Une concentration excessive du pouvoir entre les mains de quelques grandes banques pourrait recréer les mêmes problèmes que ceux que la blockchain voulait résoudre. La décentralisation effective risque de reculer si tout passe par JPMorgan et consorts.
De plus, les petites plateformes crypto non bancarisées pourraient se retrouver écrasées par la concurrence déloyale de géants disposant d’un accès illimité à la liquidité fiat.
Vers une hybridation totale de la finance
Ce qui se joue en décembre 2025 n’est rien moins que la fin de la séparation entre finance traditionnelle et finance décentralisée.
Dans quelques années, la question « est-ce que c’est de la crypto ou de la banque ? » n’aura plus aucun sens. Il n’y aura plus qu’une seule finance, augmentée par la blockchain, régulée de manière intelligente, et accessible à tous.
Le 9 décembre 2025 entrera probablement dans les livres d’histoire comme le vrai point de bascule. Pas à cause d’un halving ou d’un ETF, mais à cause d’une simple lettre administrative de quelques pages.
Parfois, les plus grandes révolutions tiennent dans les plus petits documents.

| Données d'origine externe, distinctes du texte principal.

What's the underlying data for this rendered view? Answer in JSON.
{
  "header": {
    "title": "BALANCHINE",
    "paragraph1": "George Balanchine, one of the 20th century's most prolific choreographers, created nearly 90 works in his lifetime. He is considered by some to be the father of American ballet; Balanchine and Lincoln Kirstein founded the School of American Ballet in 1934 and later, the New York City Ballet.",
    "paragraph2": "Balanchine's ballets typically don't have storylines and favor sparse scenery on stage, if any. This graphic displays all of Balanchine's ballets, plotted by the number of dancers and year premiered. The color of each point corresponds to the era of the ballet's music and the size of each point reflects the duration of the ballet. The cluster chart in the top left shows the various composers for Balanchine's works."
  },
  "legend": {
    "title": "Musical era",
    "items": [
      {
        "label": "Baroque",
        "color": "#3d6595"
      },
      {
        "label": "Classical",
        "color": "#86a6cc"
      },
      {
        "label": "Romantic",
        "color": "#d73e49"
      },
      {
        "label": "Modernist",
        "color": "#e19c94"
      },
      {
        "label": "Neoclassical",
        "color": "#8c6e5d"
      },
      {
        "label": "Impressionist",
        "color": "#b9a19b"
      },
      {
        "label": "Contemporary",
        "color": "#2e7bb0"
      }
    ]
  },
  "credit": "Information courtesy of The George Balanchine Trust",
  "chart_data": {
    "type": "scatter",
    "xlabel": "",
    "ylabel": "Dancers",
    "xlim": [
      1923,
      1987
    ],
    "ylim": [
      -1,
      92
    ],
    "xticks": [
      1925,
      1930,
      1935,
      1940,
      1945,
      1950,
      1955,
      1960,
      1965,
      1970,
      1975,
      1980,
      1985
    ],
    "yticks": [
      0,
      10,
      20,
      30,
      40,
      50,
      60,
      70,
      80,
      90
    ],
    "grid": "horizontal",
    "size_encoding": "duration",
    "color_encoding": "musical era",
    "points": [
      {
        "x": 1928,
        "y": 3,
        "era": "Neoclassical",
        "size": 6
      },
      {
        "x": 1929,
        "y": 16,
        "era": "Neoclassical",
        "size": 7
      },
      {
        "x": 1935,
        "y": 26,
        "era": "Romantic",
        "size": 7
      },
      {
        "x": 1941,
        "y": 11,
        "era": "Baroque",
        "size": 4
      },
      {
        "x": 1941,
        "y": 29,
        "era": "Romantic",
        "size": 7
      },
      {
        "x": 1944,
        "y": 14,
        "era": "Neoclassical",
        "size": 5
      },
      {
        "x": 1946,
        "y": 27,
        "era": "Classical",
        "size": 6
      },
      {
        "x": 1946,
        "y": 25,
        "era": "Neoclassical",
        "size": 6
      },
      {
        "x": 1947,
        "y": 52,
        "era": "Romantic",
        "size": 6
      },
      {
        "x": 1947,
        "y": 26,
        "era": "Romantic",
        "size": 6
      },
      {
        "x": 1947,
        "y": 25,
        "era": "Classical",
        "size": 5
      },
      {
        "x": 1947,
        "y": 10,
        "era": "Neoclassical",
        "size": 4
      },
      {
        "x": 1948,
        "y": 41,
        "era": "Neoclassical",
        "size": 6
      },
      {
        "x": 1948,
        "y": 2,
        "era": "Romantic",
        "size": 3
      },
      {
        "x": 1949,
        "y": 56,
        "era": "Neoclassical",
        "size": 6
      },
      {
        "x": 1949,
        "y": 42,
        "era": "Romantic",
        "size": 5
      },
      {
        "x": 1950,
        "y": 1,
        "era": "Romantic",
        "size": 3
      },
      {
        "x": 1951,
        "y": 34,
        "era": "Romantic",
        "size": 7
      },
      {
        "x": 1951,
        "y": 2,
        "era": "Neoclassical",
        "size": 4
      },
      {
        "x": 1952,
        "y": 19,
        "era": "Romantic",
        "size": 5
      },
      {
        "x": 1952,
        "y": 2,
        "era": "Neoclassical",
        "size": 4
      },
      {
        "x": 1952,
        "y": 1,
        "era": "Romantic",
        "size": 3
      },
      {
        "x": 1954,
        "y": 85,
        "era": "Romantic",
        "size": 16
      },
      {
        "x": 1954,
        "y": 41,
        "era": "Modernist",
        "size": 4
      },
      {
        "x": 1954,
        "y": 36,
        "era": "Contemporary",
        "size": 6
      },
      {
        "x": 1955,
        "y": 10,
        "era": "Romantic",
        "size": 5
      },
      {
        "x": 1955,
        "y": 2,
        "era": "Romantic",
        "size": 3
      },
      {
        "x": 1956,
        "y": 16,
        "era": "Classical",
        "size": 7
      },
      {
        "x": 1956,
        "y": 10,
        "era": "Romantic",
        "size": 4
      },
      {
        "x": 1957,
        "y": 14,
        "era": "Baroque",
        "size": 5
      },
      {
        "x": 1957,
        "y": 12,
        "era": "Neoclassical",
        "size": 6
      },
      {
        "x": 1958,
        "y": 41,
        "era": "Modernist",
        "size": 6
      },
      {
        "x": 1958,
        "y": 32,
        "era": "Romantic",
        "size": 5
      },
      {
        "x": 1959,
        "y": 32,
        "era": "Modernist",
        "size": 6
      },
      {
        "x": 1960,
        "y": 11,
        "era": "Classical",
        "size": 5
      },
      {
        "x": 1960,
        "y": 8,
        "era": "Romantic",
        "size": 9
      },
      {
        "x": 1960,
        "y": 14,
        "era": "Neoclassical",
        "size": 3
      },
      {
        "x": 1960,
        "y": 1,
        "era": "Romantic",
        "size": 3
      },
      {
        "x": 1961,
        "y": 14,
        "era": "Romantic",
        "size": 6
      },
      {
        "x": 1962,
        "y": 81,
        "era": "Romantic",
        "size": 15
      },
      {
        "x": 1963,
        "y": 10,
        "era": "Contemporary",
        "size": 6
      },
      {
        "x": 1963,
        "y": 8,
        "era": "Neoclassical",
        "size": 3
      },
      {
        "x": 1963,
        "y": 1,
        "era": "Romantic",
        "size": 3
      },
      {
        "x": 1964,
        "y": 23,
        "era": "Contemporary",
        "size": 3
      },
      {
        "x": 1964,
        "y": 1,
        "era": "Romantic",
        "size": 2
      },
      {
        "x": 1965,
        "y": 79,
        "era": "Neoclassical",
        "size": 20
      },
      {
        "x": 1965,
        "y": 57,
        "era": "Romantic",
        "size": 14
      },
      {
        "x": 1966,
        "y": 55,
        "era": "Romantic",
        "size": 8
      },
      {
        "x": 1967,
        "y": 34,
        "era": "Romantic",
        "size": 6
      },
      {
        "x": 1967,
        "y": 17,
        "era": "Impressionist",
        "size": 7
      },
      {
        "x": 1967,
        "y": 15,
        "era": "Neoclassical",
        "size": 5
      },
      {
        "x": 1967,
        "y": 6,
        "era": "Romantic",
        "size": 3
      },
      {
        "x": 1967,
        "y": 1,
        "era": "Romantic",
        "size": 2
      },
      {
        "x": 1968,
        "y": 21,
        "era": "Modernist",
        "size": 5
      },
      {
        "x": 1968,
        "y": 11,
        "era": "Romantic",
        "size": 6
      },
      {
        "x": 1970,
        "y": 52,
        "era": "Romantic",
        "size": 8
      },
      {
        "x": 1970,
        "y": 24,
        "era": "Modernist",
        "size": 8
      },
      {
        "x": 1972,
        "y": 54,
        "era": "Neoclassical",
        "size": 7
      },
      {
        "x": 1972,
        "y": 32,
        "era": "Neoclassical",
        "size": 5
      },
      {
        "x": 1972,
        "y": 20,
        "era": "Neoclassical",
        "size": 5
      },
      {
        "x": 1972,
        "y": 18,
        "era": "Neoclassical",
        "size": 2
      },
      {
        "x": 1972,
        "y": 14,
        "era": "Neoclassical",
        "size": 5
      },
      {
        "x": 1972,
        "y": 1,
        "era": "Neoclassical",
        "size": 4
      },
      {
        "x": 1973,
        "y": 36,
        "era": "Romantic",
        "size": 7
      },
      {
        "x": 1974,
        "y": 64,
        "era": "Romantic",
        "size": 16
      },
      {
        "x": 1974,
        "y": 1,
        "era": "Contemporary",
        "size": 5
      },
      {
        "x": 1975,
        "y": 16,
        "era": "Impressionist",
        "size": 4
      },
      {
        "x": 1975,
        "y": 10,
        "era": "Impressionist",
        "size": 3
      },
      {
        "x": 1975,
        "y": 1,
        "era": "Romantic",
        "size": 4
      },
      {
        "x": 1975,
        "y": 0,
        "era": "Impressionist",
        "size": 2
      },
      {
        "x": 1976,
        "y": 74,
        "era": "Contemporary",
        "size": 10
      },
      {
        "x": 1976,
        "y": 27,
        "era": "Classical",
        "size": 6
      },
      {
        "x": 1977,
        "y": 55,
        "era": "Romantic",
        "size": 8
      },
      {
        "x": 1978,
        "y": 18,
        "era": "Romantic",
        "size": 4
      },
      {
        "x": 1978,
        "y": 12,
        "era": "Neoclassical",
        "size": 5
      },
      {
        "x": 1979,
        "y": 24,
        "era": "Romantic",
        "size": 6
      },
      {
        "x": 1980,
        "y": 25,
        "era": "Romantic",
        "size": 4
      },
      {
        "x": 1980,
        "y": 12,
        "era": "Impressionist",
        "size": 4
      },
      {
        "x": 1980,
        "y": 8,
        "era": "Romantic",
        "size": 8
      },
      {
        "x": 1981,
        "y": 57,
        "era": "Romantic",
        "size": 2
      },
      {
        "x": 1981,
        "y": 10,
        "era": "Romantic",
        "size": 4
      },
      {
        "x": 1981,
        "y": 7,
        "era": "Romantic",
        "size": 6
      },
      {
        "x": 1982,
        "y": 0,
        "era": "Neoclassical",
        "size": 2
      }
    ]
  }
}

En résumé : Les banques américaines ne sont plus des spectatrices du marché crypto. Elles deviennent les nouveaux rails qui vont permettre à des trillions de dollars d’entrer proprement dans l’écosystème. 2026 s’annonce comme l’année où la finance traditionnelle et la finance décentralisée vont enfin fusionner pour de bon.
Et vous, pensez-vous que cette intégration massive va renforcer la légitimité des cryptomonnaies… ou au contraire les dénaturer ? La réponse, dans les mois qui viennent, promet d’être passionnante.